Laporan Reporter TRIBUNFLORES.COM, Albert Aquinaldo
TRIBUNFLORES.COM, MBAY – Ribuan lilin menyala di Lapangan Berdikari Danga, Kabupaten Nagekeo, Selasa (19/8/2025) malam.
Dalam keremangan malam, cahaya lilin-lilin itu seakan menuturkan duka yang mendalam, duka atas kepergian almarhum Prada Lucky Namo, anggota Batalyon TP 834/Wakanga Mere yang diduga dianiaya 20 orang seniornya hingga meninggal dunia.
Aksi damai bertajuk “1000 Lilin untuk Prada Lucky Namo” itu bukan hanya menjadi simbol solidaritas, namun juga menjadi ruang ungkapan luka dan harapan.

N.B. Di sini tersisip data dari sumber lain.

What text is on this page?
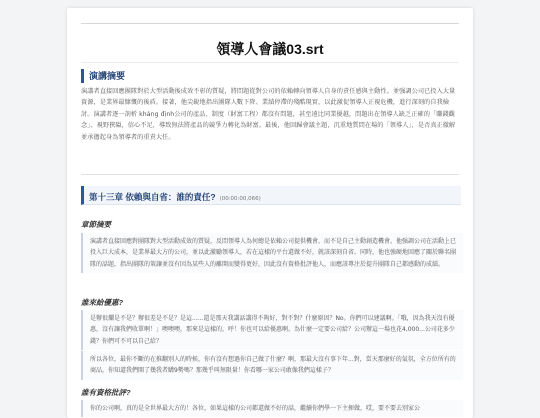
領導人會議03.srt
演講摘要
演講者直接回應團隊對於大型活動後成效不彰的質疑，將問題從對公司的依賴轉向領導人自身的責任感與主動性。並强調公司已投入大量資源，是業界最慷慨的後盾。接著，他尖銳地指出團隊人數下降、業績停滯的殘酷現實，以此激促領導人正視危機，進行深刻的自我檢討。演講者逐一剖析 khảng định公司的產品、制度（財富工程）都沒有問題，甚至遠比同業優越，問題出在領導人缺乏正確的「賺錢觀念」、視野狹隘，信心不足，導致無法將產品的競爭力轉化為財富。最後，他回歸會議主題，沉重地質問在場的「領導人」，是否真正徹解並承擔起身為領導者的重責大任。
第十三章 依賴與自省：誰的責任? (00:00:00,066)
章節摘要
演講者直接回應對團隊對大型活動成效的質疑，反問領導人為何總是依賴公司提供機會，而不是自己主動創造機會。他强調公司在活動上已投入巨大成本，是業界最大方的公司，並以此激勵領導人，若在這樣的平台還做不好，就該深刻自省。同時，他也強硬地回應了關於聯名團隊的話題，指出團隊的策讓並沒有因為某些人的離開而變得更好，因此沒有資格批評他人，而應該專注於提升團隊自己都感動的成績。
誰來給優惠?
是辦很爛是不是？辦很差是不是？是這......還是那天我講話講得不夠好，對不對？什麼原因？No。你們可以建議啊。「哦，因為我天沒有優惠，沒有讓我們收單啊！」噢噢噢，那來是這樣的，呼！你也可以給優惠啊。為什麼一定要公司給？公司辦這一場也花4,000...公司花多少錢？你們可不可以自己給？
所以各位，最你不斷的在推翻別人的時候，你有沒有想過你自己做了什麼？啊，那最大沒有事下年...對，當天那麼好的氣氛，全方位所有的商品，你知道我們開了幾我者購9勢嗎？那幾乎叫無限量！你看哪一家公司敢像我們這樣子？
誰有資格批評?
你的公司啊，真的是全世界最大方的！各位，如果這樣的公司都還做不好的話，繼續你們學一下主揮做，哎，要不要去別家公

Seiring dengan berakhirnya aksi, satu per satu peserta mulai beranjak meninggalkan lokasi. Beberapa peserta aksi terlihat berpose sambil memeluk foto Prada Lucky Namo yang ditempatkan dalam sebuha bingkai.
Baca juga: Cerita Karyawan Swasta di Labuan Bajo, Program JKN Jadi Penolong Kurniawan Henuk Saat Sakit
Namun, di tengah lapangan yang masih dipenuhi nyala lilin, ada pemandangan yang menyentuh hati.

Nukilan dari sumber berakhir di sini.